Welcome to CDMF Bioconsulting

Discover how we can help pharmaceutical companies and contract research organisations with biomarker strategy and expertise.

Purpose

Many drugs have cured cancer in mice, yet failed to show efficacy in clinical trials. With the understanding that every cancer is different and every patient is different, the future of cancer treatment relies on precision medicine. CDMF Bioconsulting services are founded on the experience with advanced biomarker research, including planning, collection, testing, and interpretation.

 

CDMF Bioconsulting provides deep insights into predictive biomarkers helping your company understanding which patient population responds to the drug, and mechanistic biomarkers verifying how your drug is operating at the cellular and molecular levels.

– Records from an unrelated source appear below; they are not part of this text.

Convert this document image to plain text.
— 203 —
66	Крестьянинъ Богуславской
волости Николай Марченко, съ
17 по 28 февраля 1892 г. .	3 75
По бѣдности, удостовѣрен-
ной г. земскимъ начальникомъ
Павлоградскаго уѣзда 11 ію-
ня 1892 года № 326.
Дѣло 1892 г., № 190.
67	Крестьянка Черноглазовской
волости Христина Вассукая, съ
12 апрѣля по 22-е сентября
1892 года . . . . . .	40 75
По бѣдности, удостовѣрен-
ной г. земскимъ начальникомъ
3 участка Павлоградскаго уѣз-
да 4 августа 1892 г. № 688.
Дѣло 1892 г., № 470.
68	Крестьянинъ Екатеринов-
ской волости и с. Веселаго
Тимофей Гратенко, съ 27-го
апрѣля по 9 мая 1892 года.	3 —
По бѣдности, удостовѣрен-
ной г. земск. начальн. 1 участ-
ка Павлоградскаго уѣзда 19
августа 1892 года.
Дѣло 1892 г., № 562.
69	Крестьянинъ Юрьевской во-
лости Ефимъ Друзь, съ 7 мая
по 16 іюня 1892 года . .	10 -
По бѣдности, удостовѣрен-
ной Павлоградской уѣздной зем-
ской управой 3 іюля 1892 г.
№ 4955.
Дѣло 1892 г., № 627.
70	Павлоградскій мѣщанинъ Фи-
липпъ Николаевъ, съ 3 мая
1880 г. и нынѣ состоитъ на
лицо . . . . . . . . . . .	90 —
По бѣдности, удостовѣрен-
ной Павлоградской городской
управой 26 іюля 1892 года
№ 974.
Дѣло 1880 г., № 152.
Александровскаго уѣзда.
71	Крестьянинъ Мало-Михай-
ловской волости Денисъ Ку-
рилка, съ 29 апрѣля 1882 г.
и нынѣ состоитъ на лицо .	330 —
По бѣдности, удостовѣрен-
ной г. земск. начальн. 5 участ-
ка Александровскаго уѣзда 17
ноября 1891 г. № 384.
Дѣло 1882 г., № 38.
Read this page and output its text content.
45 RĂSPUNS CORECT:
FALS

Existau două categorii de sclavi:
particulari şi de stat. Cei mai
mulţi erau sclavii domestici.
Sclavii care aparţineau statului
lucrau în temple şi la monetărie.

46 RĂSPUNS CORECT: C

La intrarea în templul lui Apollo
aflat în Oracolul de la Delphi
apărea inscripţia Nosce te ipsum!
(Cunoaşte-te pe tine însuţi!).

Keytruda: how a good biomarker strategy results in a 20 billion dollars per year revenue

Pembrolizumab is one of the most sold drugs in the world. But do you know that this drug owes its success to a wise biomarker strategy?!

In many indications, Pembrolizumab alone did not show superiority compared to standard of care in the total patient population tested. As an example, the Keynote 48 Phase III trial (Burtness et al, Lancet 2019) evaluated the efficacy of Pembrolizumab versus Cetuximab+chemotherapy (Standard of care) as first line treatment for patients with recurrent/metastatic Head and Neck cancers. As indicated in the figure below, there was no survival benefit for the Pembrolizumab alone group in the total population.

However, retrospective biomarker analyses from previous Phase II trials suggested that patients with tumors positive for PDL1 demonstrated a better response to Pembrolizumab. Therefore, several sub-population analyses were prospectively included by Merck in their Keynote 48 trial, which proved to be a very wise choice: in patients with PDL1 CPS ≥ 1, Pembrolizumab alone increases the overall survival compared to Cetuximab + chemotherapy. This is one example of how a good biomarker strategy could lead to drug approval.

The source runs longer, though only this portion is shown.